Almost one month after a report found that Martin Bashir used "deceitful" methods in order to gain access to Princess Diana, another review was published this week, which found that there was "no evidence" that the journalist was rehired by the BBC to cover up how he got the interview with the late royal.
Needless to say, Diana's brother Charles Spencer is not happy with the findings.
"It's incredible — literally. It is unbelievable," Spencer said on Good Morning Britain. "What's so staggering about the BBC is how they keep ploughing on in a very self-destructive way. I'm a huge supporter of BBC as institution but its been a very bizarre process. I've seen evidence of briefings against me by the BBC, very troubling stuff."
Spencer went on to say he believes the BBC knew about Bashir's questionable behavior.
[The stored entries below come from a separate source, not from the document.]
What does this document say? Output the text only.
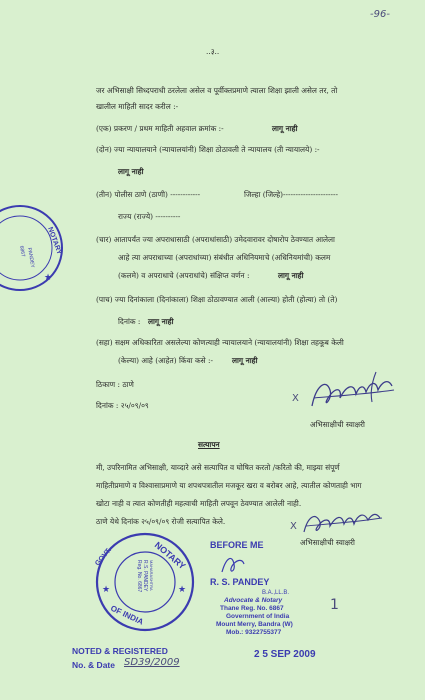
-96-
..३..
जर अभिसाक्षी सिध्दपराधी ठरलेला असेल व पूर्वीक्तप्रमाणे त्याला शिक्षा झाली असेल तर, तो
खालील माहिती सादर करील :-
(एक) प्रकरण / प्रथम माहिती अहवाल क्रमांक :-	लागू नाही
(दोन) ज्या न्यायालयाने (न्यायालयांनी) शिक्षा ठोठावली ते न्यायालय (ती न्यायालये) :-
लागू नाही
(तीन) पोलीस ठाणे (ठाणी) ------------	जिल्हा (जिल्हे)----------------------
राज्य (राज्ये) ----------
(चार) आतापर्यंत ज्या अपराधासाठी (अपराधांसाठी) उमेदवारावर दोषारोप ठेवण्यात आलेला
आहे त्या अपराधाच्या (अपराधांच्या) संबंधीत अधिनियमाचे (अधिनियमांची) कलम
(कलमे) व अपराधाचे (अपराधांचे) संक्षिप्त वर्णन :	लागू नाही
(पाच) ज्या दिनांकाला (दिनांकाला) शिक्षा ठोठावण्यात आली (आल्या) होती (होत्या) तो (ते)
दिनांक : लागू नाही
(सहा) सक्षम अधिकारिता असलेल्या कोणत्याही न्यायालयाने (न्यायालयांनी) शिक्षा तहकूब केली
(केल्या) आहे (आहेत) किंवा कसे :-	लागू नाही
ठिकाण : ठाणे
दिनांक : २५/०९/०९
X
अभिसाक्षीची स्वाक्षरी
सत्यापन
मी, उपरिनामित अभिसाक्षी, याव्दारे असे सत्यापित व घोषित करतो /करितो की, माझ्या संपूर्ण
माहितीप्रमाणे व विश्वासाप्रमाणे या शपथपत्रातील मजकूर खरा व बरोबर आहे, त्यातील कोणताही भाग
खोटा नाही व त्यात कोणतीही महत्वाची माहिती लपवून ठेवण्यात आलेली नाही.
ठाणे येथे दिनांक २५/०९/०९ रोजी सत्यापित केले.	X
अभिसाक्षीची स्वाक्षरी
NOTARY
PANDEY
6867
★
NOTARY
GOVT.
OF INDIA
R.S. PANDEY
Reg. No. 6867 MAHARASHTRA
★	★
BEFORE ME
R. S. PANDEY
B.A.,LL.B.
Advocate & Notary
Thane Reg. No. 6867
Government of India
Mount Merry, Bandra (W)
Mob.: 9322755377
1
NOTED & REGISTERED
No. & Date SD39/2009
2 5 SEP 2009
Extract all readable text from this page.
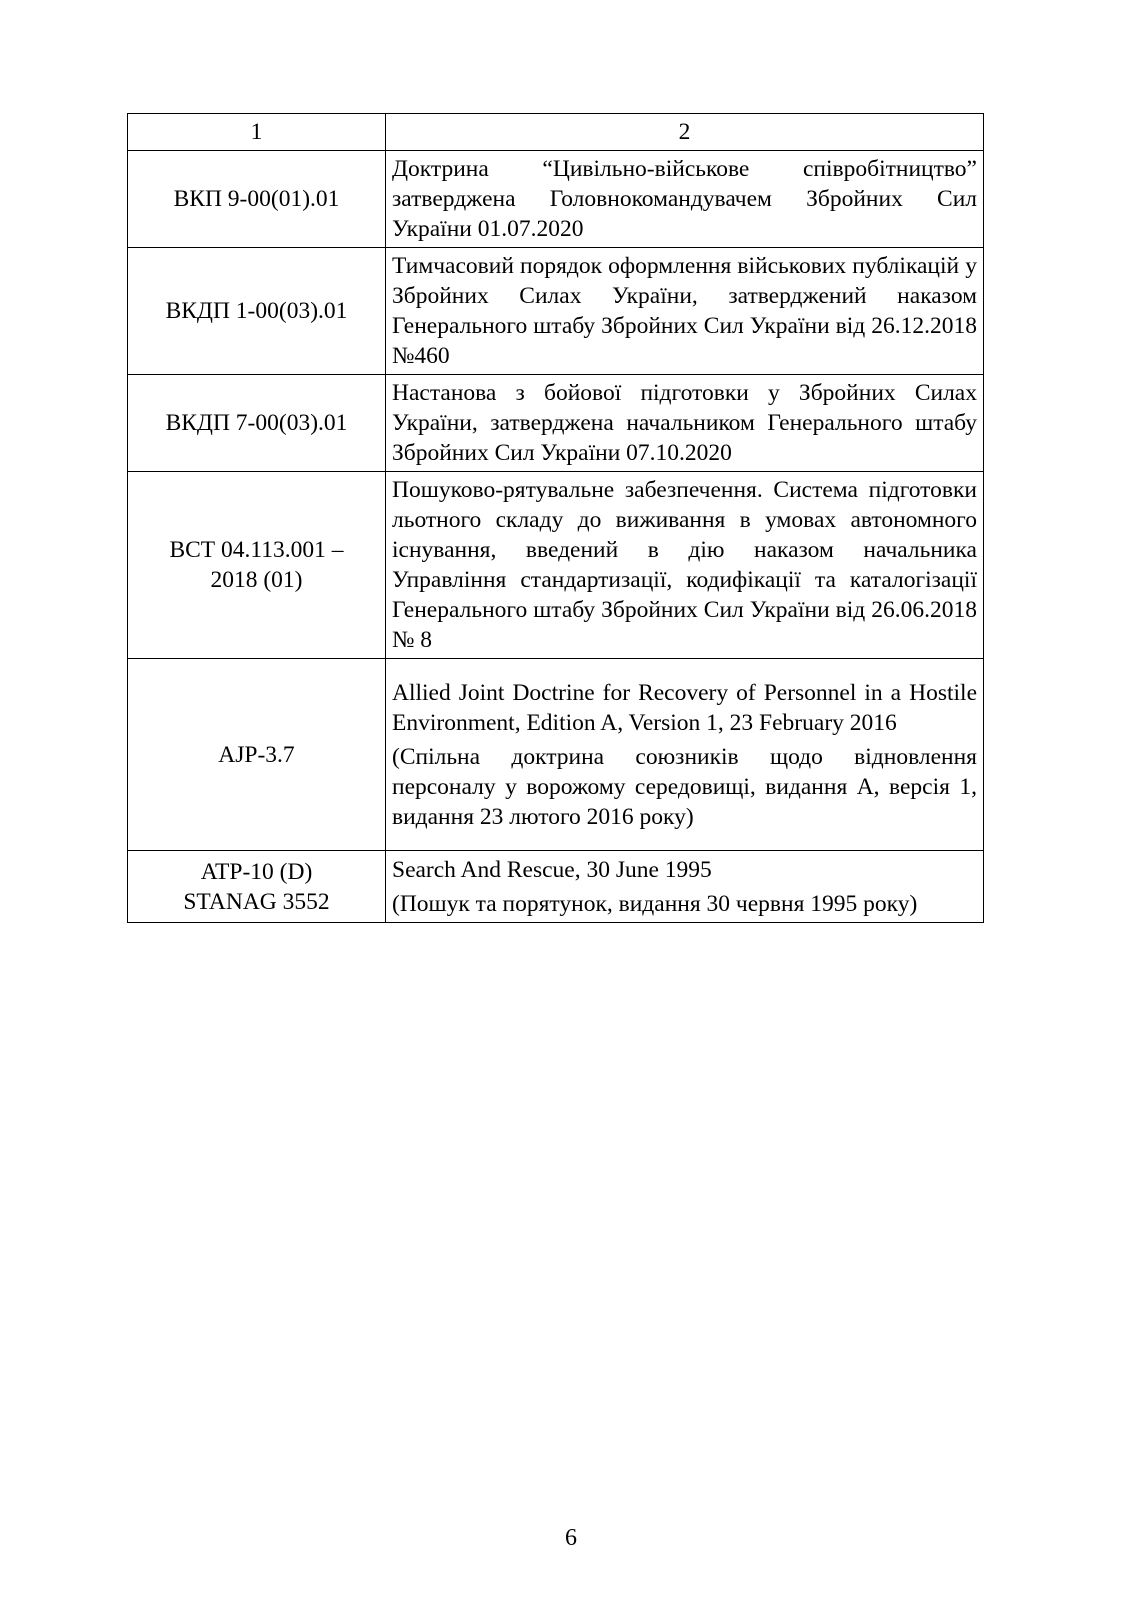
1	2

ВКП 9-00(01).01	Доктрина “Цивільно-військове співробітництво” затверджена Головнокомандувачем Збройних Сил України 01.07.2020

ВКДП 1-00(03).01	Тимчасовий порядок оформлення військових публікацій у Збройних Силах України, затверджений наказом Генерального штабу Збройних Сил України від 26.12.2018 №460

ВКДП 7-00(03).01	Настанова з бойової підготовки у Збройних Силах України, затверджена начальником Генерального штабу Збройних Сил України 07.10.2020

ВСТ 04.113.001 –
2018 (01)	Пошуково-рятувальне забезпечення. Система підготовки льотного складу до виживання в умовах автономного існування, введений в дію наказом начальника Управління стандартизації, кодифікації та каталогізації Генерального штабу Збройних Сил України від 26.06.2018 № 8

AJP-3.7	Allied Joint Doctrine for Recovery of Personnel in a Hostile Environment, Edition A, Version 1, 23 February 2016
(Спільна доктрина союзників щодо відновлення персоналу у ворожому середовищі, видання А, версія 1, видання 23 лютого 2016 року)

ATP-10 (D)
STANAG 3552	Search And Rescue, 30 June 1995
(Пошук та порятунок, видання 30 червня 1995 року)
6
"It's been clearly established that they knew in March of '96 that Bashir was a serial liar," he said. "He went on to do all sorts of other things in America ... and they're saying he was a shoe in as religious correspondent. What the Dyson inquiry has shown is that the BBC knew stone cold that Bashir had lied to BBC management four times. The senior echelon of the BBC did know."
Ultimately, Spencer believes Bashir — who forged bank statements to gain Diana's trust — should be charged for what he did to his sister.
"If I used forged documents to benefit myself I'd be in jail straight away," he said, adding that Diana would be "pleased that the truth was out there."
"Her paranoia was fed. If she wanted to talk absolutely great — I've got no problem if she had chosen to speak to anyone but the circumstances in which she was duped into speaking that set the tone for the conversation, and thats unforgivable," he added.
Chairman Julian Knight told BBC Director-General Lord Hall that it was "absolutely against the ethos of the BBC" that Bashir had faked documents in order to secure the interview.
"The decision that we had to make, and it is a decision lots of managers have to make in lots of different places, if someone breaches the guidelines and it is the first time they have done it, do you say, 'That's it, farewell, you're sacked' or do you say, 'Alright, you are remorseful, we will give you a second chance' and that is what we did," Hall said. "And we did it listening to him having talked to him 25 years ago. Now, in the light of what I know now about Bashir, was that the wrong judgment? Yes it was, but we trusted him and we clearly shouldn't have."
After the report was released in May, Bashir said: "I never wanted to harm Diana in any way and I don't believe we did. Everything we did in terms of the interview was as she wanted, from when she wanted to alert the palace, to when it was broadcast, to its contents. I can't imagine what their family must feel each day."